Fine, a Brevard County Republican and the only Jewish Republican in the Legislature, wrote a letter to the Florida Board of Dentistry, asking members to suspend the license of Fadi Kablawi.
"Practicing medicine in Florida is a privilege — not a right — and as the Chairman of the House Health and Human Services Committee, I call on you to immediately suspend Dr. Kablawi's license and commence a thorough investigation of his practice," Fine wrote to Jose Mellado, Chair of the Board of Dentistry.
In the letter, Fine cited several instances of Kablawi making antisemitic statements in his preachings, all of which came after the Oct. 7 terrorist attacks by Hamas against Israel, in which more than 1,400 were killed and more than 200 civilians were taken hostage.
Those comments included referring to Jews as "the brothers of apes and pigs" during an April 26 sermon. "Oh Allah, annihilate the tyrannical Jews," Fine quoted Kablawi as saying.

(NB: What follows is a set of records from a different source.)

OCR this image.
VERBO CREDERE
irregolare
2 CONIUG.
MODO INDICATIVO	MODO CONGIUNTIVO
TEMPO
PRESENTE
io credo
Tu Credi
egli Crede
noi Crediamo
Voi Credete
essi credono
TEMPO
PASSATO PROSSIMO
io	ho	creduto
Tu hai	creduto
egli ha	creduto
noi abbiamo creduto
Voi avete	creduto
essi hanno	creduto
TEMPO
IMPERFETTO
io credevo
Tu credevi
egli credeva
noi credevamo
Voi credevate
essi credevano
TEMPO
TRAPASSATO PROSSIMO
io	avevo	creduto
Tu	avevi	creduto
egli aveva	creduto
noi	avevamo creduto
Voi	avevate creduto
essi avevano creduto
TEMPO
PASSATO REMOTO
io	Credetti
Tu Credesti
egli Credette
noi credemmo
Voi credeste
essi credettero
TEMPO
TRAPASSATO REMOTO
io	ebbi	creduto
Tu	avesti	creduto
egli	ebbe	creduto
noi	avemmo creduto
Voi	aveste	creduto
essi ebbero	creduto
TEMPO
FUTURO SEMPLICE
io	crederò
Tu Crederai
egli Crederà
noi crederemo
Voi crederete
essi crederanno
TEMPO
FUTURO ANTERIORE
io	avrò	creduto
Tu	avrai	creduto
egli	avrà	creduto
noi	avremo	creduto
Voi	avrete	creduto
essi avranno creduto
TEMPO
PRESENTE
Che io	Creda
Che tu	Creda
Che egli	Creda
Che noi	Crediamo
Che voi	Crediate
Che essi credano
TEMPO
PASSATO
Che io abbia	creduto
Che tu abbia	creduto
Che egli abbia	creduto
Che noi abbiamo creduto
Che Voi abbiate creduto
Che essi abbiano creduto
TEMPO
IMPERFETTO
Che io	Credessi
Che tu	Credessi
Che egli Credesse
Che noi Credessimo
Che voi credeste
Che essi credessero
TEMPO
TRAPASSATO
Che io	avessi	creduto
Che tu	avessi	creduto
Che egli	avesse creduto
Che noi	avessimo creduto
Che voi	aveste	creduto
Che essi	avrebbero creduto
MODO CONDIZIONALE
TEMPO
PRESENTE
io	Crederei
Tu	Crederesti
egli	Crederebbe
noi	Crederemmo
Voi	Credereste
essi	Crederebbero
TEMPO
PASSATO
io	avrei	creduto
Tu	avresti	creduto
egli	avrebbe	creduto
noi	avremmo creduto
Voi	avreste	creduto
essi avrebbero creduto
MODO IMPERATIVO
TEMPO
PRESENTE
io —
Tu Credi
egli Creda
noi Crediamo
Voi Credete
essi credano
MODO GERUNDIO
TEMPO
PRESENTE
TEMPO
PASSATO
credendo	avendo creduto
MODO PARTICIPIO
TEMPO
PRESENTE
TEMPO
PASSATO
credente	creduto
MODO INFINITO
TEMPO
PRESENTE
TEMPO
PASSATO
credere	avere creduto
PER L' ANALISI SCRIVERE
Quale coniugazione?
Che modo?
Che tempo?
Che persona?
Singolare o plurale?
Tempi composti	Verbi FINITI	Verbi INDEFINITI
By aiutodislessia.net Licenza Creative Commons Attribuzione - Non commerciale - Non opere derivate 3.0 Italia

In clips of the sermon circulating on social media Kablawi says the Israeli army is "worse than the Nazis," and suggests that Jewish people are harvesting the organs of Palestinian children.
Kablawi has had at least one prior run-in with the law. In 2017, then-Attorney General Pam Bondi's Medicaid Fraud Unit accused him of defrauding the federal program by charging patients the full amount for some procedures while also billing Medicaid. The result of those charges is unclear.
The Board of Dentistry meets four times a year. Its next meeting is scheduled for Friday in Jacksonville, but Kablawi's license doesn't appear to be on the agenda.
Fine implored the Board to take action because he doesn't believe Jewish patients would be safe in Kablawi's practice. Indeed, Fine ended his letter by stating, "the lives of some of Florida's Jews could hang in the balance."